И мы сели, как велит обычай. Но только Лючия Ринальдовна и доктор Шеин сидели спокойно. На лицах ребят было такое жгучее нетерпение, что казалось, они сейчас не встанут, а взлетят, как воробьи.
И когда одна машина вдруг застряла посреди дороги, все кричали, что мы скорее дойдем до станции пешком. И если бы предложить им идти пешком до самой Москвы, они согласились бы не раздумывая. А потом были сутки в пути. И каждая одинокая труба уже казалась Москвой. И Борщик еще в Брянске сказал мне на ухо: «Я бачу Кремль», и чуть погодя: «А что больше – Москва чи Криничанск?»
А потом мы ходили по Москве, катались на эскалаторе, и Тосик громко хохотал от восторга, и Семен спускался и поднимался с ним по движущейся лестнице раз десять. В тот же день мы побывали в Зоопарке, и кто-то из маленьких крепко вцепился в меня, когда мы остановились у клетки со львами. Львы глядели на нас высокомерно и печально. Мы видели в тот день огромную черепаху, похожую на танк, и долго стояли у клетки с обезьянами, такими неугомонными, словно их завели и остановиться они уже никогда не смогут.

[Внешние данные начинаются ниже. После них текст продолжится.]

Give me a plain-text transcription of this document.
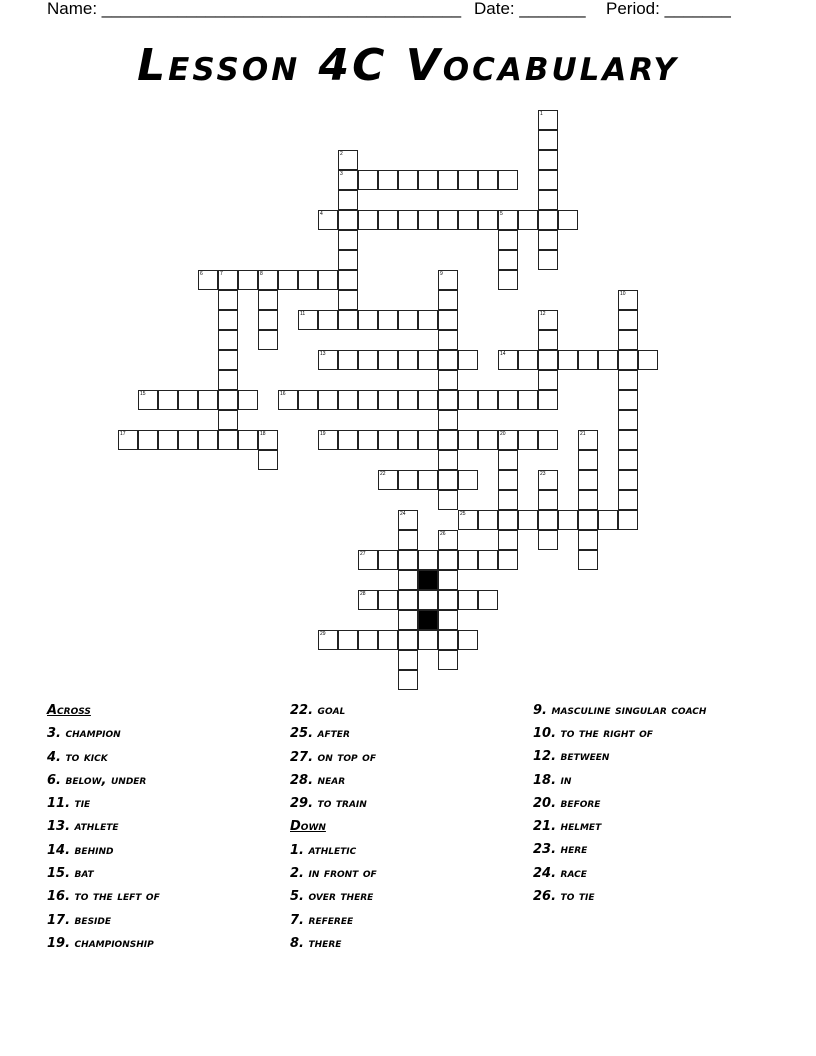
Name: ______________________________________ Date: _______ Period: _______
Lesson 4C Vocabulary
1
2
3
4	5
6	7	8	9
10
11	12
13	14
15	16
17	18	19	20	21
22	23
24	25
26
27
28
29
Across
3. champion
4. to kick
6. below, under
11. tie
13. athlete
14. behind
15. bat
16. to the left of
17. beside
19. championship
22. goal
25. after
27. on top of
28. near
29. to train
Down
1. athletic
2. in front of
5. over there
7. referee
8. there
9. masculine singular coach
10. to the right of
12. between
18. in
20. before
21. helmet
23. here
24. race
26. to tie
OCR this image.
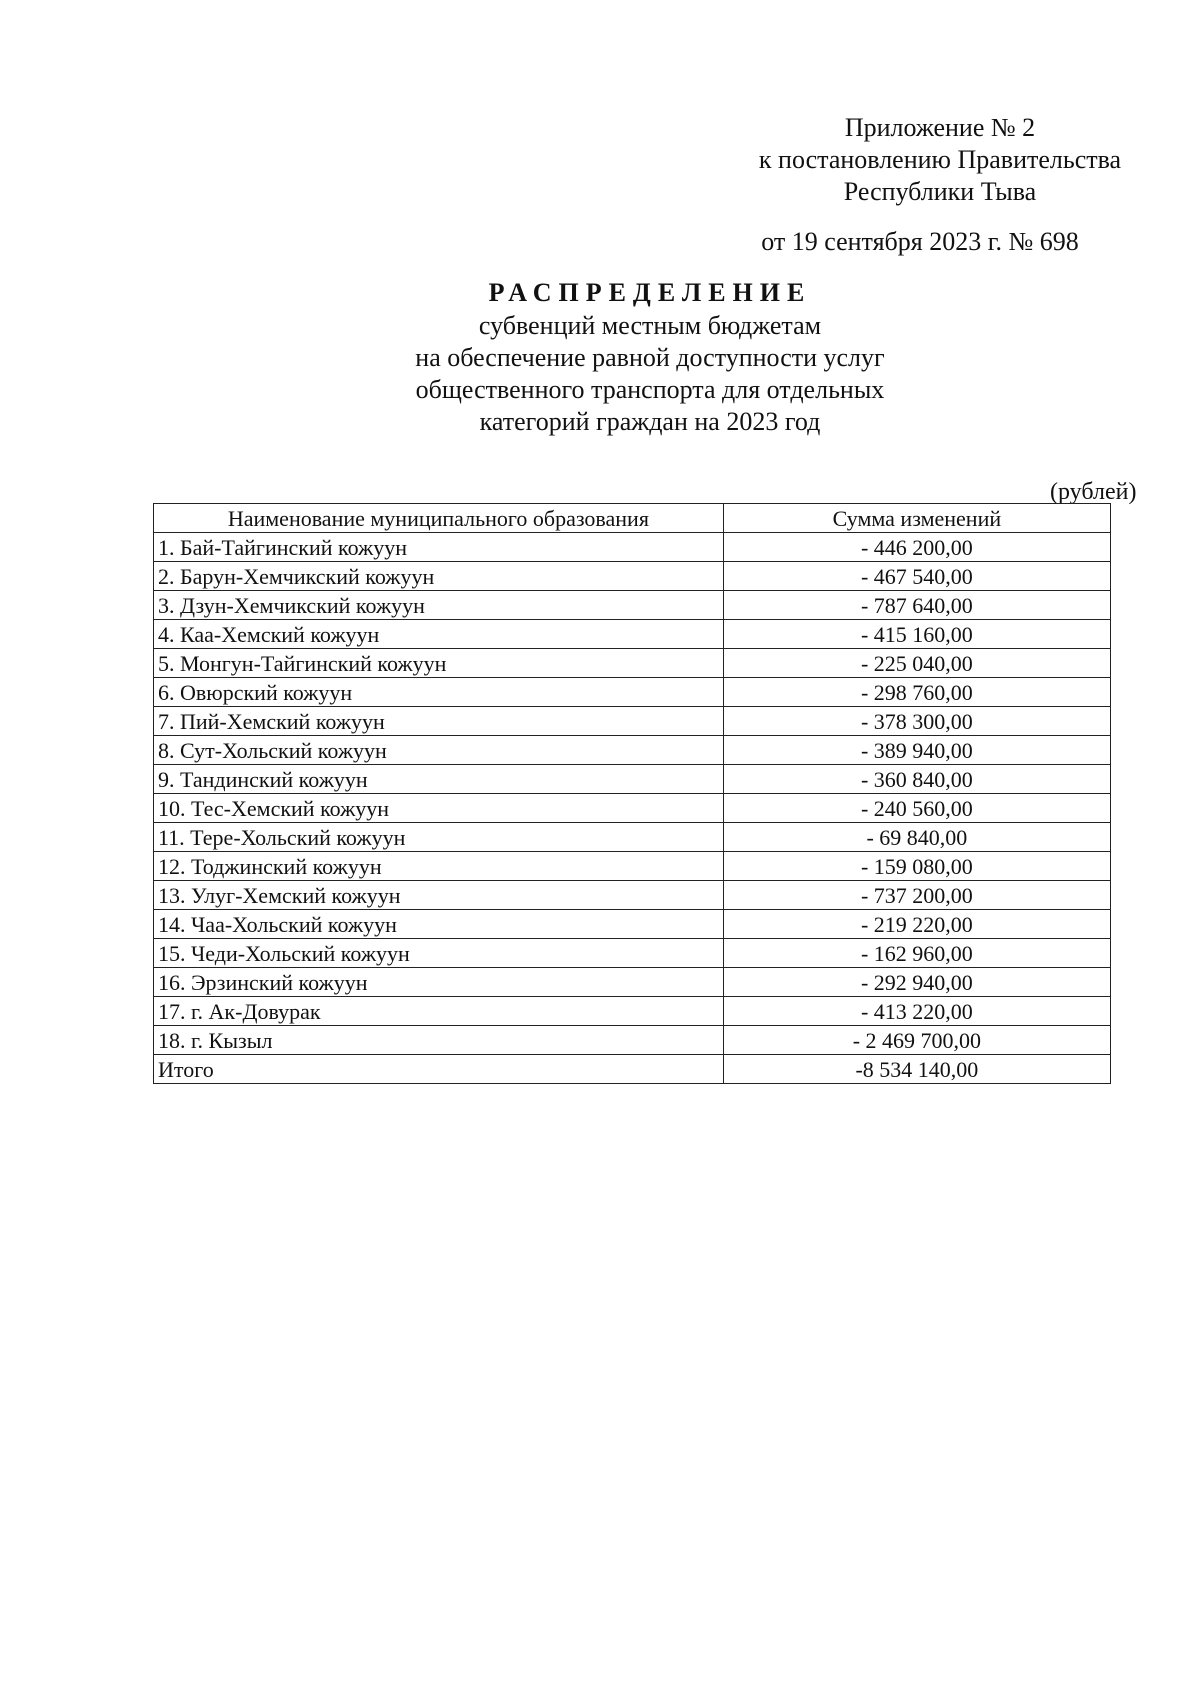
Приложение № 2
к постановлению Правительства
Республики Тыва
от 19 сентября 2023 г. № 698
РАСПРЕДЕЛЕНИЕ
субвенций местным бюджетам
на обеспечение равной доступности услуг
общественного транспорта для отдельных
категорий граждан на 2023 год
(рублей)
Наименование муниципального образования	Сумма изменений
1. Бай-Тайгинский кожуун	- 446 200,00
2. Барун-Хемчикский кожуун	- 467 540,00
3. Дзун-Хемчикский кожуун	- 787 640,00
4. Каа-Хемский кожуун	- 415 160,00
5. Монгун-Тайгинский кожуун	- 225 040,00
6. Овюрский кожуун	- 298 760,00
7. Пий-Хемский кожуун	- 378 300,00
8. Сут-Хольский кожуун	- 389 940,00
9. Тандинский кожуун	- 360 840,00
10. Тес-Хемский кожуун	- 240 560,00
11. Тере-Хольский кожуун	- 69 840,00
12. Тоджинский кожуун	- 159 080,00
13. Улуг-Хемский кожуун	- 737 200,00
14. Чаа-Хольский кожуун	- 219 220,00
15. Чеди-Хольский кожуун	- 162 960,00
16. Эрзинский кожуун	- 292 940,00
17. г. Ак-Довурак	- 413 220,00
18. г. Кызыл	- 2 469 700,00
Итого	-8 534 140,00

Мы вернулись на турбазу и уснули, едва опустив голову на подушку. Мы знали, что нас ожидает еще много-много таких дней – ярких, легких, счастливых. А назавтра было 22 июня. Вот и все.
Снова моя мысль натыкается на стену. Вот тогда и пришло ко мне то оцепенение, с которым я никак не могу совладать. Я делаю все, что надо. Когда Сеня ушел на фронт, я приняла дом. В начале октября нас эвакуировали на восток. И вот я везу ребят в город, где нет затемнения. В нашей жизни царит давно заведенный, нерушимый порядок, если можно говорить о порядке после таких дней, какие остались позади.
Но я знаю, что меня нет. Все, что я делаю, я делаю неосознанно, как автомат, не умея разорвать душевное оцепенение, охватившее меня с той минуты, когда ушел Семен. Трудно дышать, трудно думать, больно жить. У меня на руках восемьдесят ребят. Надо очнуться. Я знаю это. Но я не могу. Как быть с этой гнетущей тоской, с этим камнем на сердце?